Thy decuman is broken on the shore:
A peer to him shall lave thee never more!

Ring forth, O mournful harp—no nobler strain
Than this to-day shall e'er be thine again.
See where amid her ruined towns and towers
France broods upon her country's shattered powers.
Ask her his glories—at the fatal name
Her olive cheek grows red with burning shame,
The tear starts flashing to her careworn eye,
She points where stiff and cold her children lie,
Beneath the bloody sod of many a plain,
By victor Edward's dreaded arrows slain;
From where on Cressy's dark and trodden ground
Two kings were slain and princes died around,
To where Limoges' streets ran red with blood,
And lives of thousands fed the crimson flood;
Or where, again, in Poitiers' fatal lane
The flower of all her gay noblesse were slain,
And trodden down amid the gory clay,
In useless valour threw their lives away;
While many a lordly tower and holy spire
Fell blackened ruins to the invader's fire.

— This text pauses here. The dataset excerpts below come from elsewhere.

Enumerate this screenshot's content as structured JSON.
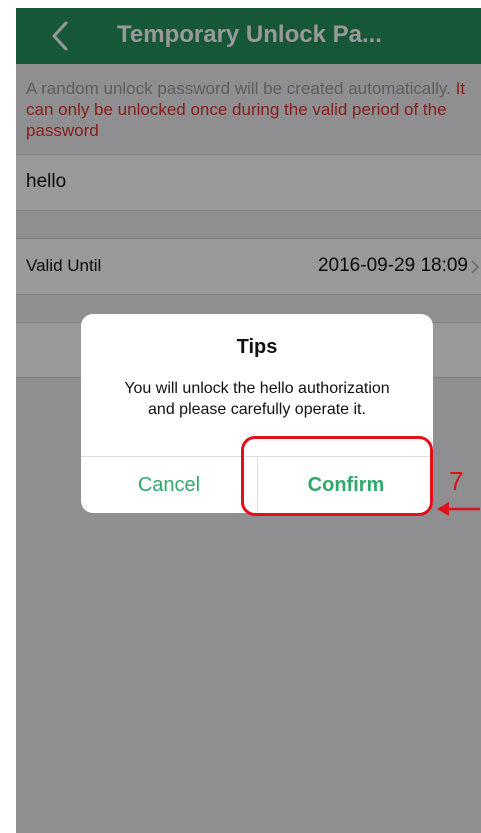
{
  "header": {
    "title": "Temporary Unlock Pa..."
  },
  "notice": {
    "gray_text": "A random unlock password will be created automatically.",
    "red_text": "It can only be unlocked once during the valid period of the password"
  },
  "form": {
    "name_value": "hello",
    "valid_until_label": "Valid Until",
    "valid_until_value": "2016-09-29 18:09"
  },
  "dialog": {
    "title": "Tips",
    "message_line1": "You will unlock the hello authorization",
    "message_line2": "and please carefully operate it.",
    "cancel_label": "Cancel",
    "confirm_label": "Confirm"
  },
  "annotation": {
    "step_number": "7"
  },
  "colors": {
    "header": "#24925a",
    "accent": "#2fa96b",
    "warning": "#e3322b",
    "annotation": "#e0101a"
  },
  "icons": {
    "back": "chevron-left-icon",
    "row_arrow": "chevron-right-icon",
    "pointer": "arrow-left-icon"
  }
}
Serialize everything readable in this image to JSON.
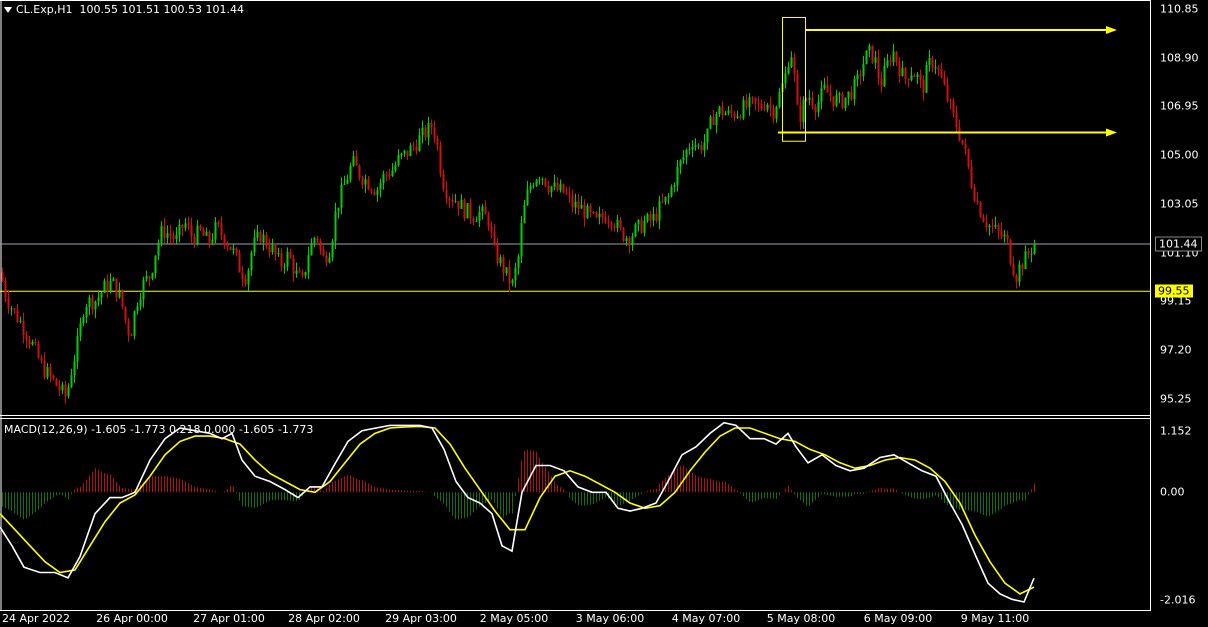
{
  "header": {
    "symbol": "CL.Exp,H1",
    "ohlc": "100.55 101.51 100.53 101.44"
  },
  "macd": {
    "label": "MACD(12,26,9) -1.605 -1.773 0.218 0.000 -1.605 -1.773"
  },
  "price_axis": {
    "ticks": [
      "110.85",
      "108.90",
      "106.95",
      "105.00",
      "103.05",
      "101.10",
      "99.15",
      "97.20",
      "95.25"
    ]
  },
  "macd_axis": {
    "ticks": [
      "1.152",
      "0.00",
      "-2.016"
    ]
  },
  "current_price": "101.44",
  "level_price": "99.55",
  "time_axis": {
    "labels": [
      "24 Apr 2022",
      "26 Apr 00:00",
      "27 Apr 01:00",
      "28 Apr 02:00",
      "29 Apr 03:00",
      "2 May 05:00",
      "3 May 06:00",
      "4 May 07:00",
      "5 May 08:00",
      "6 May 09:00",
      "9 May 11:00"
    ]
  },
  "colors": {
    "bull": "#00d000",
    "bear": "#d01010",
    "hist_pos": "#b01010",
    "hist_neg": "#107010",
    "macd_line": "#ffffff",
    "signal_line": "#ffff00",
    "level_line": "#ffff00",
    "price_line": "#9aa0b0",
    "annotation": "#ffff00"
  },
  "chart_data": {
    "type": "candlestick",
    "timeframe": "H1",
    "y_range": [
      94.6,
      111.2
    ],
    "price_ticks": [
      110.85,
      108.9,
      106.95,
      105.0,
      103.05,
      101.1,
      99.15,
      97.2,
      95.25
    ],
    "current_price": 101.44,
    "horizontal_level": 99.55,
    "price_path": [
      [
        0,
        100.3
      ],
      [
        6,
        99.3
      ],
      [
        14,
        98.7
      ],
      [
        22,
        98.2
      ],
      [
        32,
        97.4
      ],
      [
        42,
        96.5
      ],
      [
        52,
        96.0
      ],
      [
        60,
        95.6
      ],
      [
        66,
        95.3
      ],
      [
        70,
        96.2
      ],
      [
        78,
        97.6
      ],
      [
        84,
        99.1
      ],
      [
        96,
        99.2
      ],
      [
        104,
        99.7
      ],
      [
        112,
        99.9
      ],
      [
        120,
        99.3
      ],
      [
        126,
        98.2
      ],
      [
        130,
        97.8
      ],
      [
        136,
        99.1
      ],
      [
        142,
        99.8
      ],
      [
        150,
        100.2
      ],
      [
        156,
        101.3
      ],
      [
        162,
        102.0
      ],
      [
        170,
        101.8
      ],
      [
        176,
        101.6
      ],
      [
        184,
        102.3
      ],
      [
        192,
        101.7
      ],
      [
        200,
        101.9
      ],
      [
        208,
        101.5
      ],
      [
        216,
        102.1
      ],
      [
        224,
        101.7
      ],
      [
        232,
        101.2
      ],
      [
        240,
        100.4
      ],
      [
        246,
        100.1
      ],
      [
        252,
        101.3
      ],
      [
        260,
        101.8
      ],
      [
        266,
        101.5
      ],
      [
        272,
        101.2
      ],
      [
        280,
        100.6
      ],
      [
        288,
        101.0
      ],
      [
        296,
        100.2
      ],
      [
        302,
        99.9
      ],
      [
        308,
        101.1
      ],
      [
        316,
        101.9
      ],
      [
        322,
        100.8
      ],
      [
        330,
        101.3
      ],
      [
        336,
        102.9
      ],
      [
        344,
        103.8
      ],
      [
        352,
        104.7
      ],
      [
        360,
        104.2
      ],
      [
        368,
        103.9
      ],
      [
        376,
        103.6
      ],
      [
        384,
        104.2
      ],
      [
        392,
        104.4
      ],
      [
        398,
        104.8
      ],
      [
        404,
        105.0
      ],
      [
        412,
        105.3
      ],
      [
        420,
        105.7
      ],
      [
        428,
        106.0
      ],
      [
        432,
        106.2
      ],
      [
        436,
        105.6
      ],
      [
        442,
        104.0
      ],
      [
        448,
        103.4
      ],
      [
        456,
        103.2
      ],
      [
        464,
        102.8
      ],
      [
        472,
        102.6
      ],
      [
        480,
        102.7
      ],
      [
        488,
        102.4
      ],
      [
        494,
        101.1
      ],
      [
        500,
        100.7
      ],
      [
        506,
        100.2
      ],
      [
        512,
        99.8
      ],
      [
        518,
        100.9
      ],
      [
        522,
        102.5
      ],
      [
        528,
        103.6
      ],
      [
        534,
        104.1
      ],
      [
        540,
        104.3
      ],
      [
        548,
        103.8
      ],
      [
        556,
        103.6
      ],
      [
        564,
        103.5
      ],
      [
        572,
        103.0
      ],
      [
        580,
        102.9
      ],
      [
        588,
        102.6
      ],
      [
        596,
        102.3
      ],
      [
        604,
        102.6
      ],
      [
        612,
        102.5
      ],
      [
        620,
        101.9
      ],
      [
        628,
        101.7
      ],
      [
        636,
        102.0
      ],
      [
        644,
        102.3
      ],
      [
        652,
        102.4
      ],
      [
        660,
        102.9
      ],
      [
        668,
        103.3
      ],
      [
        676,
        104.3
      ],
      [
        684,
        105.0
      ],
      [
        692,
        105.6
      ],
      [
        698,
        105.3
      ],
      [
        706,
        105.6
      ],
      [
        712,
        106.5
      ],
      [
        720,
        106.8
      ],
      [
        728,
        106.6
      ],
      [
        736,
        106.7
      ],
      [
        744,
        106.9
      ],
      [
        752,
        107.0
      ],
      [
        760,
        106.9
      ],
      [
        766,
        107.2
      ],
      [
        772,
        106.7
      ],
      [
        780,
        107.5
      ],
      [
        786,
        108.3
      ],
      [
        790,
        109.4
      ],
      [
        794,
        108.1
      ],
      [
        798,
        106.3
      ],
      [
        802,
        106.9
      ],
      [
        808,
        107.4
      ],
      [
        816,
        107.0
      ],
      [
        824,
        107.6
      ],
      [
        832,
        107.3
      ],
      [
        840,
        107.1
      ],
      [
        848,
        107.4
      ],
      [
        856,
        107.8
      ],
      [
        862,
        108.6
      ],
      [
        868,
        109.1
      ],
      [
        874,
        108.9
      ],
      [
        880,
        107.8
      ],
      [
        886,
        108.5
      ],
      [
        892,
        109.2
      ],
      [
        898,
        108.6
      ],
      [
        904,
        108.0
      ],
      [
        910,
        108.4
      ],
      [
        916,
        108.2
      ],
      [
        922,
        107.6
      ],
      [
        928,
        108.6
      ],
      [
        934,
        108.8
      ],
      [
        940,
        108.1
      ],
      [
        946,
        107.4
      ],
      [
        952,
        106.6
      ],
      [
        958,
        106.0
      ],
      [
        964,
        105.2
      ],
      [
        970,
        104.1
      ],
      [
        976,
        103.2
      ],
      [
        982,
        102.6
      ],
      [
        988,
        102.2
      ],
      [
        994,
        102.0
      ],
      [
        1000,
        101.8
      ],
      [
        1006,
        101.6
      ],
      [
        1012,
        100.6
      ],
      [
        1016,
        100.2
      ],
      [
        1020,
        100.6
      ],
      [
        1026,
        100.9
      ],
      [
        1030,
        101.2
      ],
      [
        1034,
        101.44
      ]
    ],
    "macd_range": [
      -2.2,
      1.35
    ],
    "macd_ticks": [
      1.152,
      0.0,
      -2.016
    ],
    "macd_path": [
      [
        0,
        -0.65
      ],
      [
        12,
        -1.0
      ],
      [
        24,
        -1.4
      ],
      [
        40,
        -1.5
      ],
      [
        55,
        -1.5
      ],
      [
        68,
        -1.6
      ],
      [
        80,
        -1.2
      ],
      [
        95,
        -0.4
      ],
      [
        110,
        -0.1
      ],
      [
        122,
        -0.1
      ],
      [
        135,
        0.0
      ],
      [
        150,
        0.6
      ],
      [
        165,
        1.0
      ],
      [
        180,
        1.2
      ],
      [
        195,
        1.15
      ],
      [
        210,
        1.1
      ],
      [
        222,
        1.0
      ],
      [
        232,
        1.1
      ],
      [
        242,
        0.6
      ],
      [
        255,
        0.3
      ],
      [
        270,
        0.2
      ],
      [
        285,
        0.05
      ],
      [
        298,
        -0.1
      ],
      [
        310,
        0.1
      ],
      [
        322,
        0.1
      ],
      [
        334,
        0.5
      ],
      [
        348,
        0.95
      ],
      [
        362,
        1.15
      ],
      [
        376,
        1.2
      ],
      [
        390,
        1.25
      ],
      [
        405,
        1.25
      ],
      [
        420,
        1.25
      ],
      [
        432,
        1.2
      ],
      [
        444,
        0.8
      ],
      [
        456,
        0.2
      ],
      [
        468,
        -0.1
      ],
      [
        480,
        -0.2
      ],
      [
        492,
        -0.4
      ],
      [
        502,
        -1.0
      ],
      [
        512,
        -1.1
      ],
      [
        522,
        0.0
      ],
      [
        536,
        0.5
      ],
      [
        550,
        0.5
      ],
      [
        564,
        0.4
      ],
      [
        578,
        0.1
      ],
      [
        592,
        0.0
      ],
      [
        606,
        0.0
      ],
      [
        618,
        -0.3
      ],
      [
        630,
        -0.35
      ],
      [
        642,
        -0.3
      ],
      [
        656,
        -0.2
      ],
      [
        668,
        0.2
      ],
      [
        682,
        0.7
      ],
      [
        696,
        0.85
      ],
      [
        710,
        1.1
      ],
      [
        724,
        1.3
      ],
      [
        736,
        1.25
      ],
      [
        750,
        1.0
      ],
      [
        764,
        1.0
      ],
      [
        776,
        0.9
      ],
      [
        788,
        1.1
      ],
      [
        796,
        0.85
      ],
      [
        808,
        0.55
      ],
      [
        822,
        0.7
      ],
      [
        836,
        0.5
      ],
      [
        850,
        0.4
      ],
      [
        864,
        0.45
      ],
      [
        880,
        0.65
      ],
      [
        894,
        0.7
      ],
      [
        908,
        0.55
      ],
      [
        922,
        0.4
      ],
      [
        936,
        0.3
      ],
      [
        950,
        -0.2
      ],
      [
        962,
        -0.6
      ],
      [
        976,
        -1.2
      ],
      [
        988,
        -1.7
      ],
      [
        1000,
        -1.9
      ],
      [
        1012,
        -2.0
      ],
      [
        1024,
        -2.05
      ],
      [
        1034,
        -1.605
      ]
    ],
    "signal_path": [
      [
        0,
        -0.4
      ],
      [
        15,
        -0.7
      ],
      [
        30,
        -1.0
      ],
      [
        45,
        -1.3
      ],
      [
        60,
        -1.5
      ],
      [
        75,
        -1.45
      ],
      [
        90,
        -1.0
      ],
      [
        105,
        -0.55
      ],
      [
        120,
        -0.2
      ],
      [
        135,
        -0.05
      ],
      [
        150,
        0.3
      ],
      [
        165,
        0.7
      ],
      [
        180,
        0.95
      ],
      [
        195,
        1.05
      ],
      [
        210,
        1.05
      ],
      [
        225,
        1.0
      ],
      [
        240,
        0.9
      ],
      [
        255,
        0.6
      ],
      [
        270,
        0.35
      ],
      [
        285,
        0.2
      ],
      [
        300,
        0.05
      ],
      [
        315,
        0.0
      ],
      [
        330,
        0.2
      ],
      [
        345,
        0.55
      ],
      [
        360,
        0.9
      ],
      [
        375,
        1.1
      ],
      [
        390,
        1.2
      ],
      [
        405,
        1.22
      ],
      [
        420,
        1.23
      ],
      [
        435,
        1.2
      ],
      [
        450,
        0.9
      ],
      [
        465,
        0.45
      ],
      [
        480,
        0.05
      ],
      [
        495,
        -0.35
      ],
      [
        510,
        -0.7
      ],
      [
        525,
        -0.7
      ],
      [
        540,
        -0.1
      ],
      [
        555,
        0.3
      ],
      [
        570,
        0.4
      ],
      [
        585,
        0.3
      ],
      [
        600,
        0.15
      ],
      [
        615,
        0.0
      ],
      [
        630,
        -0.2
      ],
      [
        645,
        -0.3
      ],
      [
        660,
        -0.25
      ],
      [
        675,
        0.0
      ],
      [
        690,
        0.4
      ],
      [
        705,
        0.75
      ],
      [
        720,
        1.05
      ],
      [
        735,
        1.2
      ],
      [
        750,
        1.2
      ],
      [
        765,
        1.1
      ],
      [
        780,
        1.0
      ],
      [
        795,
        0.95
      ],
      [
        810,
        0.8
      ],
      [
        825,
        0.7
      ],
      [
        840,
        0.55
      ],
      [
        855,
        0.45
      ],
      [
        870,
        0.5
      ],
      [
        885,
        0.6
      ],
      [
        900,
        0.65
      ],
      [
        915,
        0.6
      ],
      [
        930,
        0.45
      ],
      [
        945,
        0.2
      ],
      [
        960,
        -0.2
      ],
      [
        975,
        -0.8
      ],
      [
        990,
        -1.3
      ],
      [
        1005,
        -1.7
      ],
      [
        1020,
        -1.9
      ],
      [
        1034,
        -1.773
      ]
    ]
  }
}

But not upon thy fields, O France, alone
Like meteor shot from sphere of light he shone.
Rise, Spain, and witness how thy fair Castile
Has bled upon Najarra's fatal hill,
When sullen Najarilla's voiceless flow
Rang to the buckler's clang and falchion's blow,
And legions melted as a morning's snow.
But own that, when before his victor brand
He stretched defenceless all the humbled land,
It then was Edward's voice that stemmed the tide,
And Guzman only for his treason died.
Ungrateful Pedro! gilt and sceptred slave!
Ill hast thou merited the crown he gave!